Eliminacje MŚ 2022 w Katarze są na ostatniej prostej. W czwartek rozegrana została siódma kolejka eliminacji w strefie azjatyckiej. Zgodnie z oczekiwaniami Iran wygrał 1:0 z Irakiem po golu występującego na co dzień w Porto Medhiego Taremiego i zapewnił udział sobie na najważniejszej imprezie piłkarskiej.
Przed meczem Irańczycy znajdowali się w komfortowej sytuacji. Lokalny faworyt liderował w grupie B z dwoma punktami przewagi nad Koreą Południową i aż 10 nad trzecimi Zjednoczonymi Emiratami Arabskimi. Bezpośredni awans na mundial uzyskają dwie najlepsze drużyny z obu grup, zaś trzecie zespoły w tabeli trafią do barażów interkontynentalnych.

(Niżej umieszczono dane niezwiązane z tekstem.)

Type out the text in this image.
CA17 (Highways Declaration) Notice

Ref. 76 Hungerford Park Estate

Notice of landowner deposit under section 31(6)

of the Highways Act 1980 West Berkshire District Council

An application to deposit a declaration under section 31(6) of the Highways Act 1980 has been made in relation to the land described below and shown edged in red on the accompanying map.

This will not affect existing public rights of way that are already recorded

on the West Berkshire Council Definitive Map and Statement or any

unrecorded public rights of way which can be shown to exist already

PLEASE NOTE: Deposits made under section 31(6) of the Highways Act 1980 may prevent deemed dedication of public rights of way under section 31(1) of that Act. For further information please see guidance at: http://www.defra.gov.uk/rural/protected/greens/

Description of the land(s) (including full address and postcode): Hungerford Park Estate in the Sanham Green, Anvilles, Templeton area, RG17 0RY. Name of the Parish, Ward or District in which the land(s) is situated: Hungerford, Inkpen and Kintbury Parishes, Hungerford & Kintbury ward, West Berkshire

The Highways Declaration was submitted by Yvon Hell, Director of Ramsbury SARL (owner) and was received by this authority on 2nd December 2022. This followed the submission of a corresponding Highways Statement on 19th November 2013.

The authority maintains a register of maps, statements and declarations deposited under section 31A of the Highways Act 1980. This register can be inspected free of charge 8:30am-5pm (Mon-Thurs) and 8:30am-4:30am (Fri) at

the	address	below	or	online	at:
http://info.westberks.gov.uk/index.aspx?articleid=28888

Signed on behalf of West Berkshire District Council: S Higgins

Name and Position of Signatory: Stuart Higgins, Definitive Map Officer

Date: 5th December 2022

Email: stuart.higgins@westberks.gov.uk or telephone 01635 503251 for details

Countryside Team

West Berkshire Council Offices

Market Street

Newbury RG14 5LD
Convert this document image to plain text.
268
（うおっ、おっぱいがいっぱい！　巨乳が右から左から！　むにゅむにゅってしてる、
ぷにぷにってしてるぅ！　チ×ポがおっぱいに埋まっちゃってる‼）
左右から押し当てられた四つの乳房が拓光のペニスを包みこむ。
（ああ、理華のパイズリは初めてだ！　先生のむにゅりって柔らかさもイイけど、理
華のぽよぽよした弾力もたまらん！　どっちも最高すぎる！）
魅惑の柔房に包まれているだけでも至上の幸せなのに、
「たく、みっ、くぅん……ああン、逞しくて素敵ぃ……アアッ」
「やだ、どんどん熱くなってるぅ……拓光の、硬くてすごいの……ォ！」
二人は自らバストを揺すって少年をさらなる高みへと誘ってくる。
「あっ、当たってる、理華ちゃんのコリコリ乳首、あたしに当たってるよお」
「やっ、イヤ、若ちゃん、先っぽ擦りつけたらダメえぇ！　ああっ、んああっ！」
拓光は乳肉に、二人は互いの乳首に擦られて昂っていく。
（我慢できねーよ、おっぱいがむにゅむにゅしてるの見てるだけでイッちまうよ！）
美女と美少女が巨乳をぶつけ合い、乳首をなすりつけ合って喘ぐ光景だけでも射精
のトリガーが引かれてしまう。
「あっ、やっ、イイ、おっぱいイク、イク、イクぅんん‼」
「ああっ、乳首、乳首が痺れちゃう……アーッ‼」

Choć do rozegrania pozostały jeszcze trzy spotkania, to po kolejnym zwycięstwie Irańczycy mają już 19 punktów (sześć zwycięstw i remis, bramki 12:2) i zapewnili sobie udział na MŚ. Dla reprezentacji tego kraju to trzeci awans na mundial z rzędu oraz czwarty w XXI wieku. W 2014 oraz 2018 roku udział kończyli na fazie grupowej. Iranowi nigdy w historii nie udało się przejść do fazy pucharowej światowego czempionatu.
Selekcjonerem reprezentacji Iranu jest Dragan Skokić, który wygrał 13 z 14 meczach w tej roli. Największymi gwiazdami zespołu jest strzelec bramki w meczu z Irakiem Mehdi Taremi, a także Sardar Azmoun, który na co dzień występuje w Zenicie Sankt Petersburg.
Poza Irańczykami blisko pojechania do Kataru jest Korea Południowa, która traci nich dwa punkty. W drugiej grupie eliminacyjnej liderem jest Arabia Saudyjska z 19 punktami na koncie. Zespół ma cztery punkty przewagi nad Japonią oraz Australią. To pomiędzy tymi trzema ekipami rozstrzygnie się walka o bezpośredni awans.